Many things in her life have changed since Earhart, a groundbreaking aviator flew a then 15-year-old Fiyalka on that day.
But one thing stayed the same — Fiyalka's fascination with taking to the skies.
She recreated her 1936 flight on Friday at Sikorsky Memorial Airport, with the plane circling around the coast by Stratford. She went up to the sky remembering the words Earhart told her after the flight, saying she continues to be inspired by her example to women.
Although she used a walker to get to the hanger, Fiyalka didn't need much help getting into the plane, a modern turboprop plane filled with modern aviation technology piloted by another woman pilot, Nicole Marsillio.
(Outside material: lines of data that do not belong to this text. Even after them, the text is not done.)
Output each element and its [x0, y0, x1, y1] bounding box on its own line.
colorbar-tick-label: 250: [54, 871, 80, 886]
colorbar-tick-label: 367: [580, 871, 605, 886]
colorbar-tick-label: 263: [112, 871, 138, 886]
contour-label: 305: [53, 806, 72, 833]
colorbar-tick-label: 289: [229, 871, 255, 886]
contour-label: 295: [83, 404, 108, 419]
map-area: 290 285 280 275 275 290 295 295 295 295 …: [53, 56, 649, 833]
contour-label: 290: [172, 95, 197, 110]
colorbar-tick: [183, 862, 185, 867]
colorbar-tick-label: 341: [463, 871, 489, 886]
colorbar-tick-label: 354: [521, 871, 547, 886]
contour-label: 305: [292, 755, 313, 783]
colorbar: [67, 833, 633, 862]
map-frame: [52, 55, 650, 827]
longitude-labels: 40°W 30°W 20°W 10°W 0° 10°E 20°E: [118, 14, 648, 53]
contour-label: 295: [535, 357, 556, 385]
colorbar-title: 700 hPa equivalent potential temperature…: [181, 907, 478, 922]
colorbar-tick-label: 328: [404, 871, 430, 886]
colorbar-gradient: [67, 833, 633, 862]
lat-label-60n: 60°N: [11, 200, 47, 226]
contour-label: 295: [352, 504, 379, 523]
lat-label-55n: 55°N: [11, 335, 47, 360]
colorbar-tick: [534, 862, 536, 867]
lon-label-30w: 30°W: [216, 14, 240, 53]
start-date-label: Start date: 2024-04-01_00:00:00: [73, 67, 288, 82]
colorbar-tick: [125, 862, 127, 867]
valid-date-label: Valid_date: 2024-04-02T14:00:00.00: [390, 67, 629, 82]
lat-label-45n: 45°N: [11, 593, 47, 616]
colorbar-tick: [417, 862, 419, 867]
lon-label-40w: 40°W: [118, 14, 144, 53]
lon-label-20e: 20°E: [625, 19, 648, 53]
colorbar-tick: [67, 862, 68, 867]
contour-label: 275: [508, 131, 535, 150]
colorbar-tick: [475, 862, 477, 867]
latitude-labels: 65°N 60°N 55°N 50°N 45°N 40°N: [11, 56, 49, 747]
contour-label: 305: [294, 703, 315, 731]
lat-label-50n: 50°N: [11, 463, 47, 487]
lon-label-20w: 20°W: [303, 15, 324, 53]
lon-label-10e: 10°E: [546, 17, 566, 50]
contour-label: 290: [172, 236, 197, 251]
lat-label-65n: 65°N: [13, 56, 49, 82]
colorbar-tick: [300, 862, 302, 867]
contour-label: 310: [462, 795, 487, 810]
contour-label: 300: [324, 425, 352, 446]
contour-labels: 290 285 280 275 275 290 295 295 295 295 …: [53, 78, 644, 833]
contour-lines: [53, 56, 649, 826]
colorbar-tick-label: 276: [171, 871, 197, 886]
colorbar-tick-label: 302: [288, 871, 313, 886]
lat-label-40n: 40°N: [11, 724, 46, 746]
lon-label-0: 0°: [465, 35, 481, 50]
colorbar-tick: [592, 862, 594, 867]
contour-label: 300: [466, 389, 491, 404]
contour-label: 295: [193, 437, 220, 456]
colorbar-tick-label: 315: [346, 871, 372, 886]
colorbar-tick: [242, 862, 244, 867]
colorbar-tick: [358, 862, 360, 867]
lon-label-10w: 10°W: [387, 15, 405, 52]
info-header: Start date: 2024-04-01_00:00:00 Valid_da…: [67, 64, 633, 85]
Marsillio said she jumped at the chance to fly Fiyalka when she heard she had flown with Earhart.
“To fly with someone that flew with Amelia Earhart, as a female pilot I was blown away and couldn't wait to take her up and make the dream come true of finally going up again,” Marsillio said.
Marsillio got on board with Fiyalka and several members of Three Wing Aviation, a Stratford-based company that includes a flight school and maintenance division.
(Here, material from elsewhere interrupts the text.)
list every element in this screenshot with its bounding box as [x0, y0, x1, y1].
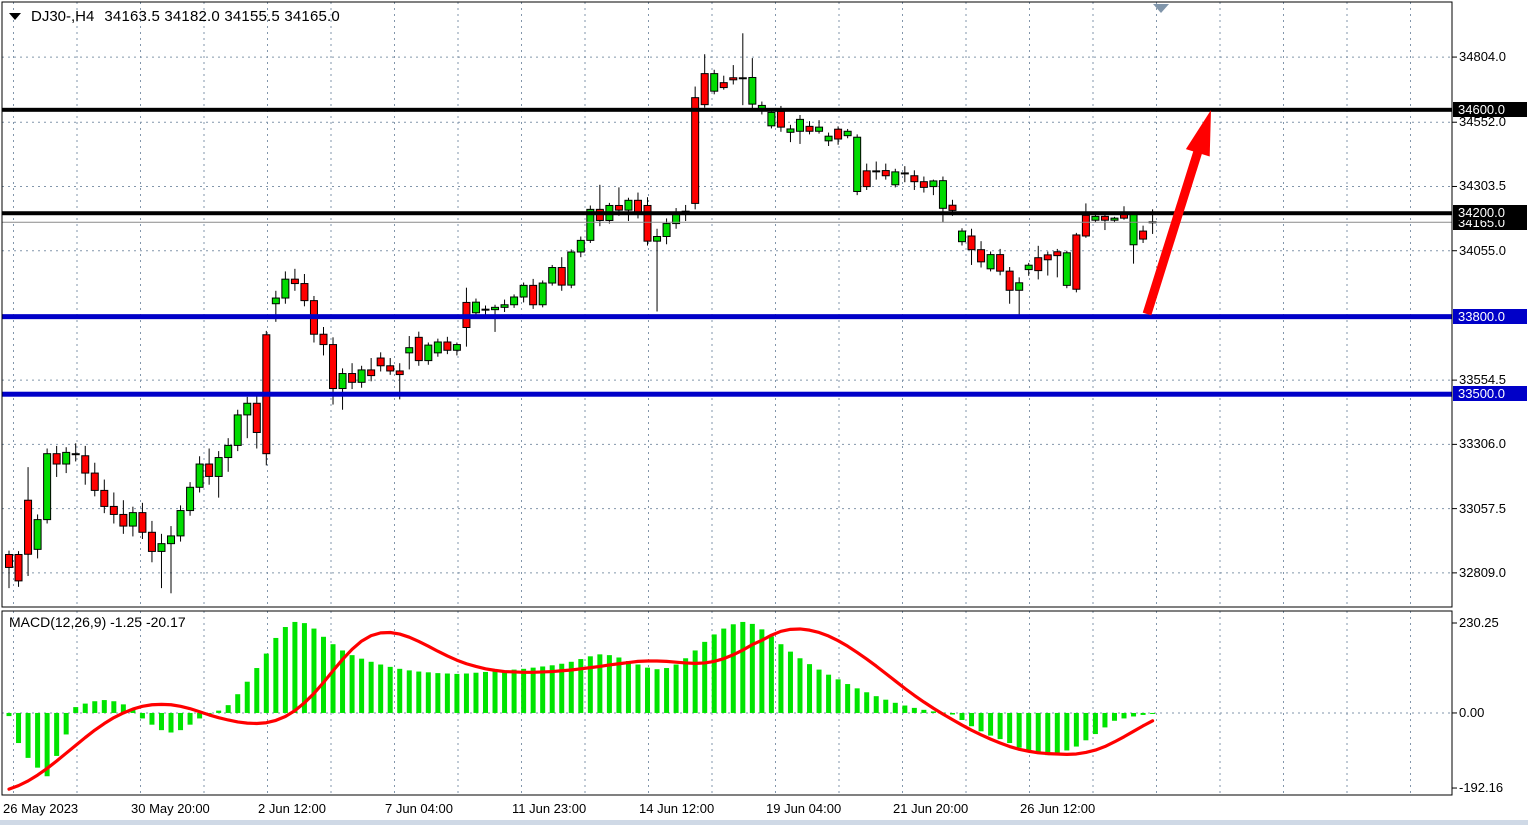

Marsillio started the engine, the propeller spinning as it taxied onto the runway. It flew off shortly after into the blue sky, where it made a trip along the coast. While the plane also has a propeller, much
has changed since Fiyalka's flight 85 years ago.
Commercial aviation was a luxury in 1936; Fiyalka was one of the few who had ever been on a plane at the time. A plane trip is now as mundane as a bus trip.
She described the noise of the interior cabin on her trip in 1936. Now passengers can fly in near silence.
She described the dangers of flight. Pilots at the time had no access to radar or complex navigation tools.
All they had was a compass and maybe communication with a flight tower.
Fiyalka said she flew with Earhart after winning a contest.
This latest trip was also the result of a contest, this time by AARP, which she said grants wishes to centenarians.
“My neighbor submitted my name and they contacted me and they didn't know what my wish would be. So I said, I would wish to go up
in an airplane,” Fiyalka said.
The short flight was courtesy of Three Wing Aviation and the New England Air Museum, in collaboration with Wish of a Lifetime From AARP.
Earhart gained fame as a woman pilot in a country that still denied women the right to open a bank account in their names, hold a government job along with their husbands and denied them access to an abortion, which later on, briefly became a constitutional right
lasting 50 years — until Friday's Supreme Court decision to overturn Roe v. Wade put that in question.
Fiyalka said she doesn't follow politics. But she heard about the decision.
“I'm not much into politics, but I was really disappointed myself,” Fiyalka said.
But Fiyalka earlier said she remembered what Earhart said, that it's a woman's world too and her words are words to live by.
“We women have to live by that motto,” she said.